I had taken Rs 5 lakh as unsecured loan from my HUF's current account in December 2007 and deposited it into my savings bank account. I repaid the amount to my HUF account in June 2008. All these transactions have been reflected in the balance sheet of my account and the HUF account. However the income-tax officer has treated the Rs 5 lakh as income in my hands under the head income from other sources u/s 56(2)(vi) and has issued a demand notice u/s 156. Is the income-tax officer correct in assessing the sum as income in my hands?Bharti Bhushan Jindal

Section 56(2)(vi) seeks to tax any sum received without consideration, which could also include the transfer of certain assets without consideration. This section also provides for certain exceptions.

In your case, apparently you have taken a loan from the HUF without interest and repaid it to the HUF. This cannot be said to be a sum received without consideration. What can come under section 56(2)(vi) is only sums that need not be repaid or returned. Money that comes without interest but which has to be repaid cannot be roped into this section. This view is also supported by the decision in Chandrakant H.Shah v ITO [2010] 124 ITD 177 (Mum).

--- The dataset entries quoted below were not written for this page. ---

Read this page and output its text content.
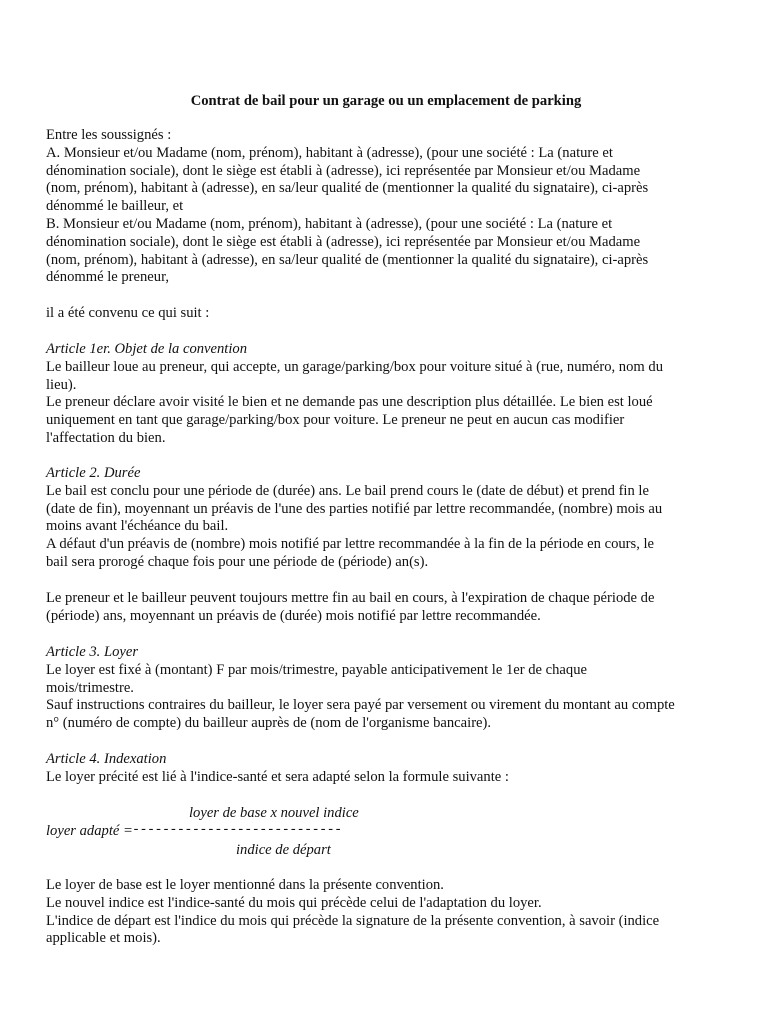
Contrat de bail pour un garage ou un emplacement de parking
Entre les soussignés :
A. Monsieur et/ou Madame (nom, prénom), habitant à (adresse), (pour une société : La (nature et
dénomination sociale), dont le siège est établi à (adresse), ici représentée par Monsieur et/ou Madame
(nom, prénom), habitant à (adresse), en sa/leur qualité de (mentionner la qualité du signataire), ci-après
dénommé le bailleur, et
B. Monsieur et/ou Madame (nom, prénom), habitant à (adresse), (pour une société : La (nature et
dénomination sociale), dont le siège est établi à (adresse), ici représentée par Monsieur et/ou Madame
(nom, prénom), habitant à (adresse), en sa/leur qualité de (mentionner la qualité du signataire), ci-après
dénommé le preneur,
il a été convenu ce qui suit :
Article 1er. Objet de la convention
Le bailleur loue au preneur, qui accepte, un garage/parking/box pour voiture situé à (rue, numéro, nom du
lieu).
Le preneur déclare avoir visité le bien et ne demande pas une description plus détaillée. Le bien est loué
uniquement en tant que garage/parking/box pour voiture. Le preneur ne peut en aucun cas modifier
l'affectation du bien.
Article 2. Durée
Le bail est conclu pour une période de (durée) ans. Le bail prend cours le (date de début) et prend fin le
(date de fin), moyennant un préavis de l'une des parties notifié par lettre recommandée, (nombre) mois au
moins avant l'échéance du bail.
A défaut d'un préavis de (nombre) mois notifié par lettre recommandée à la fin de la période en cours, le
bail sera prorogé chaque fois pour une période de (période) an(s).
Le preneur et le bailleur peuvent toujours mettre fin au bail en cours, à l'expiration de chaque période de
(période) ans, moyennant un préavis de (durée) mois notifié par lettre recommandée.
Article 3. Loyer
Le loyer est fixé à (montant) F par mois/trimestre, payable anticipativement le 1er de chaque
mois/trimestre.
Sauf instructions contraires du bailleur, le loyer sera payé par versement ou virement du montant au compte
n° (numéro de compte) du bailleur auprès de (nom de l'organisme bancaire).
Article 4. Indexation
Le loyer précité est lié à l'indice-santé et sera adapté selon la formule suivante :
loyer de base x nouvel indice
loyer adapté = ----------------------------
indice de départ
Le loyer de base est le loyer mentionné dans la présente convention.
Le nouvel indice est l'indice-santé du mois qui précède celui de l'adaptation du loyer.
L'indice de départ est l'indice du mois qui précède la signature de la présente convention, à savoir (indice
applicable et mois).
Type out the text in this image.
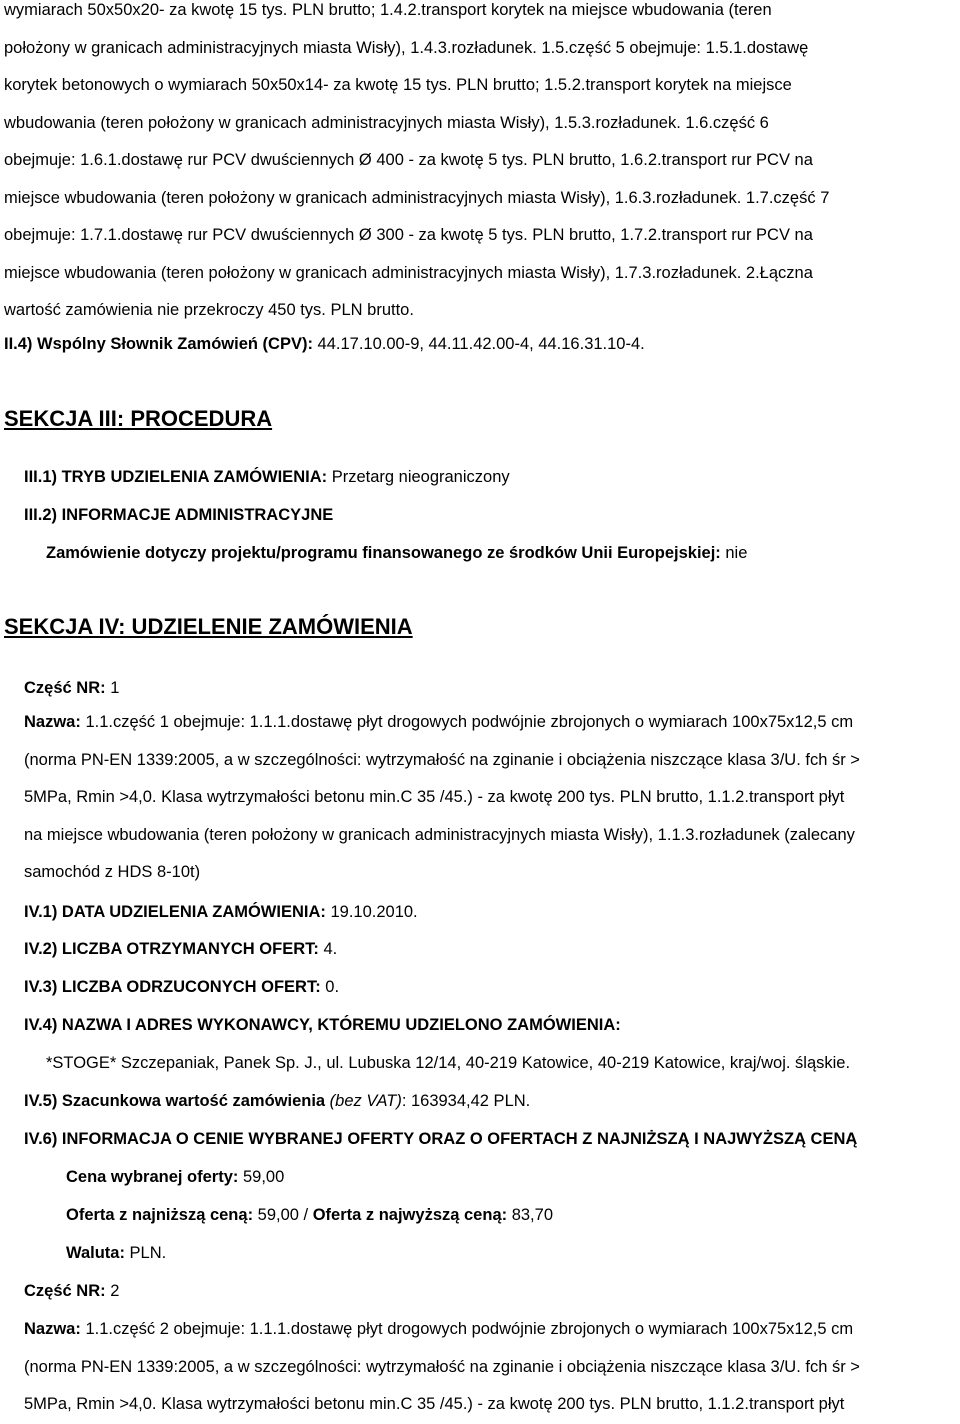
wymiarach 50x50x20- za kwotę 15 tys. PLN brutto; 1.4.2.transport korytek na miejsce wbudowania (teren

położony w granicach administracyjnych miasta Wisły), 1.4.3.rozładunek. 1.5.część 5 obejmuje: 1.5.1.dostawę

korytek betonowych o wymiarach 50x50x14- za kwotę 15 tys. PLN brutto; 1.5.2.transport korytek na miejsce

wbudowania (teren położony w granicach administracyjnych miasta Wisły), 1.5.3.rozładunek. 1.6.część 6

obejmuje: 1.6.1.dostawę rur PCV dwuściennych Ø 400 - za kwotę 5 tys. PLN brutto, 1.6.2.transport rur PCV na

miejsce wbudowania (teren położony w granicach administracyjnych miasta Wisły), 1.6.3.rozładunek. 1.7.część 7

obejmuje: 1.7.1.dostawę rur PCV dwuściennych Ø 300 - za kwotę 5 tys. PLN brutto, 1.7.2.transport rur PCV na

miejsce wbudowania (teren położony w granicach administracyjnych miasta Wisły), 1.7.3.rozładunek. 2.Łączna

wartość zamówienia nie przekroczy 450 tys. PLN brutto.

II.4) Wspólny Słownik Zamówień (CPV): 44.17.10.00-9, 44.11.42.00-4, 44.16.31.10-4.
SEKCJA III: PROCEDURA
III.1) TRYB UDZIELENIA ZAMÓWIENIA: Przetarg nieograniczony
III.2) INFORMACJE ADMINISTRACYJNE
Zamówienie dotyczy projektu/programu finansowanego ze środków Unii Europejskiej: nie
SEKCJA IV: UDZIELENIE ZAMÓWIENIA
Część NR: 1

Nazwa: 1.1.część 1 obejmuje: 1.1.1.dostawę płyt drogowych podwójnie zbrojonych o wymiarach 100x75x12,5 cm

(norma PN-EN 1339:2005, a w szczególności: wytrzymałość na zginanie i obciążenia niszczące klasa 3/U. fch śr >

5MPa, Rmin >4,0. Klasa wytrzymałości betonu min.C 35 /45.) - za kwotę 200 tys. PLN brutto, 1.1.2.transport płyt

na miejsce wbudowania (teren położony w granicach administracyjnych miasta Wisły), 1.1.3.rozładunek (zalecany

samochód z HDS 8-10t)

IV.1) DATA UDZIELENIA ZAMÓWIENIA: 19.10.2010.
IV.2) LICZBA OTRZYMANYCH OFERT: 4.
IV.3) LICZBA ODRZUCONYCH OFERT: 0.
IV.4) NAZWA I ADRES WYKONAWCY, KTÓREMU UDZIELONO ZAMÓWIENIA:
*STOGE* Szczepaniak, Panek Sp. J., ul. Lubuska 12/14, 40-219 Katowice, 40-219 Katowice, kraj/woj. śląskie.
IV.5) Szacunkowa wartość zamówienia (bez VAT): 163934,42 PLN.
IV.6) INFORMACJA O CENIE WYBRANEJ OFERTY ORAZ O OFERTACH Z NAJNIŻSZĄ I NAJWYŻSZĄ CENĄ
Cena wybranej oferty: 59,00
Oferta z najniższą ceną: 59,00 / Oferta z najwyższą ceną: 83,70
Waluta: PLN.
Część NR: 2

Nazwa: 1.1.część 2 obejmuje: 1.1.1.dostawę płyt drogowych podwójnie zbrojonych o wymiarach 100x75x12,5 cm

(norma PN-EN 1339:2005, a w szczególności: wytrzymałość na zginanie i obciążenia niszczące klasa 3/U. fch śr >

5MPa, Rmin >4,0. Klasa wytrzymałości betonu min.C 35 /45.) - za kwotę 200 tys. PLN brutto, 1.1.2.transport płyt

The assessing officer therefore does not appear justified in treating the Rs 5 lakh as income in your hands.

I have a long-term capital gains of Rs 10 lakh. The sale consideration that gave rise to the capital gains was Rs 15 lakh. I propose to buy a land immediately after the sale of the property which gave rise to the long-term capital gains. I propose to sell the land so purchased within a month and use the proceeds in acquiring a new house which will be purchased before March 31, 2011.

In such circumstances will I be eligible for the exemption u/s 54F? Can I use the consideration from the sale of the property which gave rise to the long-term capital gains for acquiring the land and thereafter use the sale proceeds from the sale of the land for investment in a new house and still be eligible for the exemption u/s 54F?Meharnath

Section 54F allows an exemption subject to satisfying the following conditions: The assessee is an individual or HUF; the gain arises from the transfer of a long term capital asset not being a residential house; the assessee does not within two years purchase or three years construct any residential house other than the new house; the assessee is not the owner of more than one residential house (other than the new asset) on the date of transfer of the original asset.

The quantum of exemption available is as follows: If the amount invested is more than or equal to the net consideration then the entire capital gain; if the amount invested is less than the net consideration then the amount invested x capital gain/net consideration

So long as you comply with these conditions, the exemption will be available u/s 54F.

The fact that you have used the sale proceeds from the transfer of the asset which gave rise to the capital gains by way of investment in land and again used the sale proceeds of the sale of such land for reinvestment so as to claim exemption as required u/s 54F will not disentitle you to such claim.

You may, however, note that any capital gains arising from the sale of land will be short term capital gains on which tax will be payable by you.

I live in a flat in Mumbai. For acquiring this flat I had availed a housing loan from a bank. I have been availing the tax benefits u/s 24 in respect of the interest on housing loan and also the deduction u/s 80C in respect of the principal repayment on housing loan.

I have purchased a flat in Bangalore in August 2010 again by availing a housing loan from bank. This property in Bangalore is let out. I would like to avail of the tax benefits u/s 24 and u/s 80C in respect of the Bangalore property instead of the Mumbai property though I continue to live in Mumbai. Can I do so?B.V. Gopinath

You have stated that the Bangalore property is let out. You would have to show the rental income from that property as income from house property subject to the deductions available there from in respect of (i) any municipal taxes paid, (ii) 30 per cent of the net rental income (standard deduction available u/s 24) after reducing such taxes and also (iii) the interest on the loan taken which can be claimed without any ceiling limit as the property is let out.

You can also continue to claim the deduction u/s 24 in respect of the interest on the property at Mumbai which is self-occupied subject to the ceiling of Rs 1.50 lakh as this property is self-occupied.

You can claim deduction u/s 80C in respect of the principal repayment of both the housing loans subject to the limits u/s 80C.

Section 80C allows a deduction of a maximum of Rs 1 lakh which is available in respect of certain payments and investments which also includes the principal repayment of a housing loan taken from certain specified institutions, including banks.